Outra teoria é que todos os três Trumps ­ o amigo de Putin, o maximizador de riqueza e o demagogo ­ são, na verdade, um só: Trump, o empresário, há muito tem sido apoiado pelos russos, que o usaram durante anos como fachada para lavar dinheiro. Poder­se­ia dizer que eles ganharam uma mega­sena monumental, obtendo, com uma pequena aposta ­ baseada na manipulação do resultado de uma eleição que eles provavelmente nunca esperaram que Trump vencesse ­ num prêmio enorme. Segundo essa interpretação, os ataques de Trump à imprensa, às agências de inteligência e ao FBI visam desacreditar essas organizações antecipadamente em face de novas revelações a respeito das relações entre Trump e a Rússia. 

Aqueles de nós que vivemos a época de Watergate lembramos como foi difícil cobrar a responsabilidade de Richard Nixon. Sem a revelação das fitas de áudio secretas gravadas na Casa Branca, Nixon quase certamente teria escapado ao impeachment e completado seu mandato. O mesmo ocorreu com Flynn, que mentiu repetidas vezes ao público, e com o vice­presidente Michael Pence, que mentiu sobre suas comunicações com o embaixador russo antes de assumir seu cargo. No entanto, como Nixon, ele foi apanhado mentindo porque suas inverdades foram registradas, neste caso pelas agências de inteligência dos EUA. Quando as mentiras de Flynn foram expostas, a reação de Trump foi atacar o vazamento, e não as mentiras. A principal lição de Washington, e de homens autoritários em geral, é que mentir é o primeiro, e não o último, recurso. 

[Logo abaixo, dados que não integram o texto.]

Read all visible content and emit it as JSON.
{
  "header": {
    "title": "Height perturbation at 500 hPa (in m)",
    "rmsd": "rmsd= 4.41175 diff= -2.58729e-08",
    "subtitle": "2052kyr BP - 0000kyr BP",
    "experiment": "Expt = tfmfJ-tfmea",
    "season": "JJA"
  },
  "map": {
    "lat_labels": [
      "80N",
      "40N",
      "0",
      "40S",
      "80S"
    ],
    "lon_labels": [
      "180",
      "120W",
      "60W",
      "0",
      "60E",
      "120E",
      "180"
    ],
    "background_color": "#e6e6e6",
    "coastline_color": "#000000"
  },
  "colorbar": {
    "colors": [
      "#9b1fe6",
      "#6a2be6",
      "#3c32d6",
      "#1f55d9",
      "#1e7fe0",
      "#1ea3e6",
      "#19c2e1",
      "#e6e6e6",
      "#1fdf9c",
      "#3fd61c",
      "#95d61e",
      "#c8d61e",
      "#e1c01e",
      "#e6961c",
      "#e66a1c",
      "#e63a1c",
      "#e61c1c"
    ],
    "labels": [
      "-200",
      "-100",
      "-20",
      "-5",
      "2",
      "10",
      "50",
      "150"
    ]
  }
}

Se o Congresso tem um número suficiente de membros honestos ­ uma maioria ­, sabendo que os republicanos não policiarão os republicanos, exigirá uma investigação independente sobre os vínculos de Trump com a Rússia. O senador republicano Rand Paul foi explícito a esse respeito, declarando que "não faz sentido" que republicanos investiguem republicanos. Demagogos sobrevivem devido ao apoio da opinião pública, que tentam conservar mediante apelos à ganância, ao nacionalismo, ao patriotismo, ao racismo e ao medo. No curto prazo, eles despejam dinheiro nos bolsos de seus apoiadores sob a forma de cortes de impostos e transferências de renda. Trump tem mantido até agora os plutocratas americanos felizes, com promessas insustentáveis de cortes de impostos, enquanto hipnotiza seus correligionários brancos da classe trabalhadora com ordens executivas para deportar imigrantes ilegais e barrar imigrantes de países de maioria muçulmana. 

Nada disso tornou Trump muito popular. Seus percentuais de aprovação são baixos para um novo presidente ­ cerca de 40% ­, e cerca de 55% dos entrevistados o desaprovam. Contestações judiciais a decretos presidenciais, embates contra os meios de comunicação, tensões decorrentes do aumento dos déficits orçamentários e novas revelações sobre Trump e a Rússia manterão o pote em ebulição ­ e o apoio público do Trump poderá evaporar. Nesse caso, os líderes republicanos muito provavelmente se voltarão contra Trump. Mas ninguém deveria jamais subestimar a disposição de um demagogo para valer­se do medo e da violência ­ e até mesmo de uma guerra ­ para conservar o poder.